Collaboration With WealthTech Is The Way Forward In This ‘New Frontier’

Nearly a year ago, I wrote about how hyper-personalization, including customized financial advice, is wealth managers’ “North Star through unchartered waters.” And unchartered they’ve been.

The past year-and-a-half has seen seismic change of both the hearts and minds within the wealth management sector. Across the globe, firms went from an almost-overnight move to remote working and a scramble to reassure clients in the midst of a pandemic-provoked crash to markets coming back strongly. In the interim we’ve all gotten used to living a little differently, and investors have used their time to get used to remote communications and the possibilities offered by digital service provision. 

Where is the industry today? On one hand, wealth managers are all very aware that their high-net-worth (HNW) clients now expect their advisors to be able to make full use of a hybrid model that encompasses the best of technology to provide smoother processes, better functionality, and an almost instant access to data, information and their advisors.

Those are some of the trends explained in a recent report by Capgemini that my firm contributed to. As the report says, it is “[t]ime for wealth management firms to push the frontiers to embrace new-age competencies and capture new opportunities.”

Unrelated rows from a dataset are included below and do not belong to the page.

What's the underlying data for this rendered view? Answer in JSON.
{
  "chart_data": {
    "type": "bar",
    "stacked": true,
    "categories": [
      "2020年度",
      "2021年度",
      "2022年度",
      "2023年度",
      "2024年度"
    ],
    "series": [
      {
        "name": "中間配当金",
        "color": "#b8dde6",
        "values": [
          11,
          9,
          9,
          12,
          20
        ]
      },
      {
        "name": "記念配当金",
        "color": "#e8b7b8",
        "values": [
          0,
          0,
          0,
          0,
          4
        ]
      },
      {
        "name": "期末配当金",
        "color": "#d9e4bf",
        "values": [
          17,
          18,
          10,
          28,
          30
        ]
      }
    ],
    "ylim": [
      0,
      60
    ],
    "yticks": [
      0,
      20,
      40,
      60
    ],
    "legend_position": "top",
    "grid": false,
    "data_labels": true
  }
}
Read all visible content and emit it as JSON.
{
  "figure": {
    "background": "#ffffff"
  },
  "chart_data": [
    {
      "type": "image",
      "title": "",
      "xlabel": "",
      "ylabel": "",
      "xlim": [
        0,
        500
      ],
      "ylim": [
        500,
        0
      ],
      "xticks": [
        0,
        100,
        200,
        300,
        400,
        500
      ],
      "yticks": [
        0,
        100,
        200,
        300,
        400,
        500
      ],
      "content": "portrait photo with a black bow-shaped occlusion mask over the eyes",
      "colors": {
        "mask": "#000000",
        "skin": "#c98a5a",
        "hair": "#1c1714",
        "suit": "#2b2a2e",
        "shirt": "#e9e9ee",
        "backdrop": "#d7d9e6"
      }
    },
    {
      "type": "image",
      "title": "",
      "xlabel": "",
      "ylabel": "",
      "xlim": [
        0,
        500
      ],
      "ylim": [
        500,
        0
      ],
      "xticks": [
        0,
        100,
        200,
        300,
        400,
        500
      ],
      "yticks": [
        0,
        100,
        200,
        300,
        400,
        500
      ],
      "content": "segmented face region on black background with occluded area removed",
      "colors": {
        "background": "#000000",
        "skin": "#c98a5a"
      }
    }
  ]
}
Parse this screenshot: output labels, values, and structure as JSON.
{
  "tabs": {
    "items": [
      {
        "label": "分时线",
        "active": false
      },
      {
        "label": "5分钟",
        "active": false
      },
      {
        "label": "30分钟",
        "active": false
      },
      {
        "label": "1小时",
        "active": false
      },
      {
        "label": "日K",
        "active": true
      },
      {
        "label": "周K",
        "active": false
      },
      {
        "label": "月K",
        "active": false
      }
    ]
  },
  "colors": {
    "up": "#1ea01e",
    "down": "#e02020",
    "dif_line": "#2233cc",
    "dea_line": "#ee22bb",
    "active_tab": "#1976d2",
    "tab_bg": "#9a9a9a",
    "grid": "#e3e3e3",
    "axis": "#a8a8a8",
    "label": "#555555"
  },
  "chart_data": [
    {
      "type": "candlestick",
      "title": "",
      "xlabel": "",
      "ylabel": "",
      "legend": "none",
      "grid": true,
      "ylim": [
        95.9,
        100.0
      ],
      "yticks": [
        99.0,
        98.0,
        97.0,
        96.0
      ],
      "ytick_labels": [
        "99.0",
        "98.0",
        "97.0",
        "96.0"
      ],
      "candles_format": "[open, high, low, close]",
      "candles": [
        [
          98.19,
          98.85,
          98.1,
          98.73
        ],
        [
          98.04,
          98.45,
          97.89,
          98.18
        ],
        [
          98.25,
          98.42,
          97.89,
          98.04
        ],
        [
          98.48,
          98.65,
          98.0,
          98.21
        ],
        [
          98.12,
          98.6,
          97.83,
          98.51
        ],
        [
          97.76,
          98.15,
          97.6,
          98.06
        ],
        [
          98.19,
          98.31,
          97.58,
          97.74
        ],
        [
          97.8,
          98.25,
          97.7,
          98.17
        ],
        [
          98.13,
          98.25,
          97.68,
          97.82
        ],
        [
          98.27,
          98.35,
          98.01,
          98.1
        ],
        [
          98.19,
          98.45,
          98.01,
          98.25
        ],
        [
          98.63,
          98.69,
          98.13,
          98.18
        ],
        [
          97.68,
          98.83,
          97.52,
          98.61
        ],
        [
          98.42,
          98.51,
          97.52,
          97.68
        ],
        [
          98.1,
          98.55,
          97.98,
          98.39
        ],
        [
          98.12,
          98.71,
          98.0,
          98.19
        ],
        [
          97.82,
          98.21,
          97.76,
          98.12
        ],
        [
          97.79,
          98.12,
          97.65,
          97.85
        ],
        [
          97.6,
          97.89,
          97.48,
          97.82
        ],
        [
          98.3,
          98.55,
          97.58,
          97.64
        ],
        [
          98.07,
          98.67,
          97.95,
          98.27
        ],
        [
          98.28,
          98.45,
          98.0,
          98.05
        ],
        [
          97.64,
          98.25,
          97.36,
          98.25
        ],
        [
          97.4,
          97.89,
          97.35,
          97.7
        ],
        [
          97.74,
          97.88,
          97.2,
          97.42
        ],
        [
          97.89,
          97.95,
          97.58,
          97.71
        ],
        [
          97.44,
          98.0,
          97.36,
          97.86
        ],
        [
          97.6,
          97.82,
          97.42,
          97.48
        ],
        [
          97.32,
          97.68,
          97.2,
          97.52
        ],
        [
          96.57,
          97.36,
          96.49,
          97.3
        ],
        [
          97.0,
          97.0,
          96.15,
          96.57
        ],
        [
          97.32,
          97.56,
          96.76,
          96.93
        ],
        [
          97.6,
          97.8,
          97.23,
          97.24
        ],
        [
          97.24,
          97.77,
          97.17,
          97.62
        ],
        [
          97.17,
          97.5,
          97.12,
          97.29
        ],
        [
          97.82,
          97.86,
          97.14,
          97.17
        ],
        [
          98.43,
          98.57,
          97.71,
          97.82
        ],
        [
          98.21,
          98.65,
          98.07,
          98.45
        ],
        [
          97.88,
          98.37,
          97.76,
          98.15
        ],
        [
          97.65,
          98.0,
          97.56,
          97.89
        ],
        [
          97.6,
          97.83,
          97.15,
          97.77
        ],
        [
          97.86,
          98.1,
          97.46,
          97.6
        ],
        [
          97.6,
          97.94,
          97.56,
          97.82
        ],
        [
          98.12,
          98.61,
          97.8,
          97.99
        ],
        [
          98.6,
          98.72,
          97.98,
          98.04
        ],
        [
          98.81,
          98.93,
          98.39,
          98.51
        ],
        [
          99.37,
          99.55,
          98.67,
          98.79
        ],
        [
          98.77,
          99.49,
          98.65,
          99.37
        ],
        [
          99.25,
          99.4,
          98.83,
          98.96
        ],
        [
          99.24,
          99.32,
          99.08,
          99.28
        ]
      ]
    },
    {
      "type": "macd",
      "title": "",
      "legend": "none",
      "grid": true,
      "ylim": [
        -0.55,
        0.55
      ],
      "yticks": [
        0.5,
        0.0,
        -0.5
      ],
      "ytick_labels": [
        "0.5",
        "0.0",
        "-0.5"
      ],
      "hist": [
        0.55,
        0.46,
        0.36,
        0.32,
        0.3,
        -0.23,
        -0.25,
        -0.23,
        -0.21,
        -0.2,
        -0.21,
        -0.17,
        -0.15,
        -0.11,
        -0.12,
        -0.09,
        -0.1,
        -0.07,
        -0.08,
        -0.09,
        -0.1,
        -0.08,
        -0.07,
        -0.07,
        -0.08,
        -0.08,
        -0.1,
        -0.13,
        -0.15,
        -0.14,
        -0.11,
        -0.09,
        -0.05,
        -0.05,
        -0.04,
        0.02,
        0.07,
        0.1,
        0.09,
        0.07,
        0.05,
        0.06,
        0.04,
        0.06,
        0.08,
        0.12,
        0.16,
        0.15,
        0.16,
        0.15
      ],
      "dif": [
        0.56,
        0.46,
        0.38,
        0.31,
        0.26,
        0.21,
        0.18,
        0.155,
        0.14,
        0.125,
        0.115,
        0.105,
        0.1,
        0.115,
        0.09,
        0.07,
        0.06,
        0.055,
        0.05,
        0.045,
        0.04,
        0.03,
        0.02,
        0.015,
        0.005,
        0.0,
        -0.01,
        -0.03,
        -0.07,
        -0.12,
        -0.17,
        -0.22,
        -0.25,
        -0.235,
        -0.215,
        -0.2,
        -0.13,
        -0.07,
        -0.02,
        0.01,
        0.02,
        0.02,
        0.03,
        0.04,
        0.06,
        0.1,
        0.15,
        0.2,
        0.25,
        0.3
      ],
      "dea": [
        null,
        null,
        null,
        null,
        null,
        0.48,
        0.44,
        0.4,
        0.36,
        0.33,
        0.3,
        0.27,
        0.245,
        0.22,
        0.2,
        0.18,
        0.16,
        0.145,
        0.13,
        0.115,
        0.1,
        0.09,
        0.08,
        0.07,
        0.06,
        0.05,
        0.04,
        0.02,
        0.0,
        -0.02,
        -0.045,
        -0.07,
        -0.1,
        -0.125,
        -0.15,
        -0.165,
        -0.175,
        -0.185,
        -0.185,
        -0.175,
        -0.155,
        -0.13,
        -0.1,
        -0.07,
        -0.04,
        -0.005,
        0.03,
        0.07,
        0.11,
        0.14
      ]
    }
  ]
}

Of course, the client experience always has been at the heart of wealth management industry. The difference is between meeting and exceeding expectations. If something is possible and useful, then the advisor needs to be doing it. Clients want information and insight, and they want it now. The technology exists to help advisors meet that demand; they just have to use it.

For advisors, technology is the key to many castles – to contending with the pressure to change fee structures, to providing hyper-personalized service, to meeting HNW investors’ demand for sustainable investment options.

Fortunately, wealth managers don’t have to face this new frontier on their own.

One of the biggest things to come out of Capgemini’s report is that the key to success in the new hybrid model of wealth management is a move toward an open ecosystem approach. When wealth managers partner with WealthTech, they significantly enhance their offerings in areas such as reporting, regulation, client onboarding, and investment execution. 

The result is the “Holy Grail”: wealth management firms emerging from the traditional private banking model to offer technology-enabled advice and hyper-personalization, where the advisor’s capabilities are enhanced and can supercharge the advisor-client relationship. 

The aim, as the report says, is the combination of technological enablement and a focus on customer centricity and a rich customer experience to “ensure superior last mile experience.”

What I am taking from this, in a nutshell, is that this is as much about developing new functionalities and nifty toolsets for clients to use as it is about bringing forth the very best of human centricity and equipping the advisor to excel in this new frontier. 

Advisors don’t have to become “Rosie the Robo-Advisor” – and they shouldn’t. Rather, they have to use the tools that are available to be the best they can be.